阿耀满意地点点头,朝前走了几步,忽然反应过来:“你耍我?!”说着举起手里的袋子就朝铭徽砸去,瞬间里面的东西噼里啪啦摔了一地,不巧买的牛奶正好磕在一块尖尖的石头上,纸质的盒子一下子裂开,乳白色的液体漫了一地。
铭徽挨了一下就站到了一旁,看着地上的狼藉,面色不改的摊摊手,表情实可谓之欠揍:“怎么办吧?”
阿耀咬牙:“重新去买!”
折腾了半天,等到再回到医院已经是凌晨一点了。
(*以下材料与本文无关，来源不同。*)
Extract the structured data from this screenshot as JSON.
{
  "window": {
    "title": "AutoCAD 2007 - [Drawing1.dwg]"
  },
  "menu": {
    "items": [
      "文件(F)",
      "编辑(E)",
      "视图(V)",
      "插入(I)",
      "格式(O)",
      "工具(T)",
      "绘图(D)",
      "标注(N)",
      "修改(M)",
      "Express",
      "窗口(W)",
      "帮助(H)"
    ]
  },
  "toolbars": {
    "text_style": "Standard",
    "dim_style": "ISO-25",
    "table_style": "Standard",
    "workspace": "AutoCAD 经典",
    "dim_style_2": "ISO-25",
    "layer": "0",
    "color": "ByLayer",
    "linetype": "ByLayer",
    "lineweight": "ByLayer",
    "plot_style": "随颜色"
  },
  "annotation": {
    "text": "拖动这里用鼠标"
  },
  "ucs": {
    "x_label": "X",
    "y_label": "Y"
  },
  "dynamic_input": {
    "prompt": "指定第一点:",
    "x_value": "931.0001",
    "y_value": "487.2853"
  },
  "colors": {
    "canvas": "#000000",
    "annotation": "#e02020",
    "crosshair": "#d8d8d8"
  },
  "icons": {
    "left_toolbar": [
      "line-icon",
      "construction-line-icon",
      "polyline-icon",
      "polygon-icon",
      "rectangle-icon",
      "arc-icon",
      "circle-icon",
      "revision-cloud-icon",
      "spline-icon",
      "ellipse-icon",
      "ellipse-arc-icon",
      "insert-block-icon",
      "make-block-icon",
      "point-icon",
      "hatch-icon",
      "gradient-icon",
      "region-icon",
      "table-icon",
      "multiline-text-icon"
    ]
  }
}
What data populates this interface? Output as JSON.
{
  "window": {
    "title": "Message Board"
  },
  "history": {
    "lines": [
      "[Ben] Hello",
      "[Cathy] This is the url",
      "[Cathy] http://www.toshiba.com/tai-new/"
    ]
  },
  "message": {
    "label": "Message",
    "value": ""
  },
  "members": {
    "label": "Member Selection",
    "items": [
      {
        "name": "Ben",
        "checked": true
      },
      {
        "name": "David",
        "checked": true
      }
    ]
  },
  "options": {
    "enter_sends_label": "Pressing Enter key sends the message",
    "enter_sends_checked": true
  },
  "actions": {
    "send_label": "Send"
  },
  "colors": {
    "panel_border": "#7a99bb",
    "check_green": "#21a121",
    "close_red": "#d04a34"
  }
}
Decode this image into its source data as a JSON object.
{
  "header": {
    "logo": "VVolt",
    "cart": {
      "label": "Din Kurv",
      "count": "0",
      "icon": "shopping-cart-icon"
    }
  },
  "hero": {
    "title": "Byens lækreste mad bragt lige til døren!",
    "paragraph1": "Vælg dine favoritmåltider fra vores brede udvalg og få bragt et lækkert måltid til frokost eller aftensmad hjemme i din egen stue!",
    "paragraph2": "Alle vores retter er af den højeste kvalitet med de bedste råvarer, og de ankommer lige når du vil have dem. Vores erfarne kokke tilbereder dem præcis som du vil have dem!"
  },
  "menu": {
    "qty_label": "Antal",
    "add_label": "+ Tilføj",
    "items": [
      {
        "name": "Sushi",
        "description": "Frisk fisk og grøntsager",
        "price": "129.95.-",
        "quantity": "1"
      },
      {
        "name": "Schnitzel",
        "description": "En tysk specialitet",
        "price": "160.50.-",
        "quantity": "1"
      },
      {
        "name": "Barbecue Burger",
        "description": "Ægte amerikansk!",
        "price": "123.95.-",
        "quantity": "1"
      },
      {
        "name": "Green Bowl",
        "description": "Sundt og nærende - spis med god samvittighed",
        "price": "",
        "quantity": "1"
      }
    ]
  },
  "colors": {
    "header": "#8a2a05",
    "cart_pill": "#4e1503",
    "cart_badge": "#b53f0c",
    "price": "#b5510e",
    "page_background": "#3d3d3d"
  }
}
买来的东西因为王小美睡着而毫无用处,阿耀将她抱到空床上,盖好被子,悄悄地退了出来。
考虑到铭徽明天还要上班,阿耀实在不忍心叫他在这里陪着一起守夜,但铭徽又死活不肯将阿耀一个人留下,于是向值班的护士打了个招呼,给王小美留了张纸条,连同那些面包牛奶一并放在床头,就和铭徽一起回了家。
学校早已关门,宿舍是回不去了,阿耀虽然觉得别扭,但也找不出理由拒绝铭徽的邀请,不想再耽搁铭徽的睡眠时间,催着他一路飚了回去。
和上次来时的心境不同,再次到铭徽家里,阿耀平静了许多。心静下来仔细观察,这才发觉铭徽家的客厅和从前自己住的屋子很相似,连电视机后挂吊兰做装饰的习惯都一并沿用了过来。阿耀问起原因,铭徽却只是高深莫测的笑笑,将他推去了盥洗室。
慢吞吞的洗完澡,随手拿了张毛巾一路擦着走出来,见铭徽也早已洗完,正穿着睡衣靠在沙发上休息,阿耀坏心地走过去打算捏他鼻子。
然而靠得近了,才看清铭徽闭着的眼下一层淡淡的青色,应该是这些日子工作太累的缘故,不知道有多久没好好休息了。
阿耀顿时不忍再闹,转身打算去铭徽房间里抱张毛毯给他盖上。
推开门,光线暗淡的屋内隐约可以看见正对着床的巨大相片,被装裱在银白色的相框里,也不知挂了多久,居然连一点灰尘都没沾上。
那是一张阿耀十岁的照片。
很多年了,阿耀还记得那天的阳光很好,他从妈妈的柜子里翻出新买的相机,偷偷带出来给自己和铭徽拍照。结果铭徽没有照几张,倒全都是给自己拍的。铭徽拿着相机跟在他后面,咔嚓咔嚓闪了无数次,连阿耀都不记得到底照了哪些。
不过此时贴在墙上的这一张,他倒是特别有印象。
照片里的他攀在树上,从一丛绿意中探出一颗圆圆的脑袋,俯视着镜头,双手攀在两边褐色的粗壮树干上,笑得灿烂。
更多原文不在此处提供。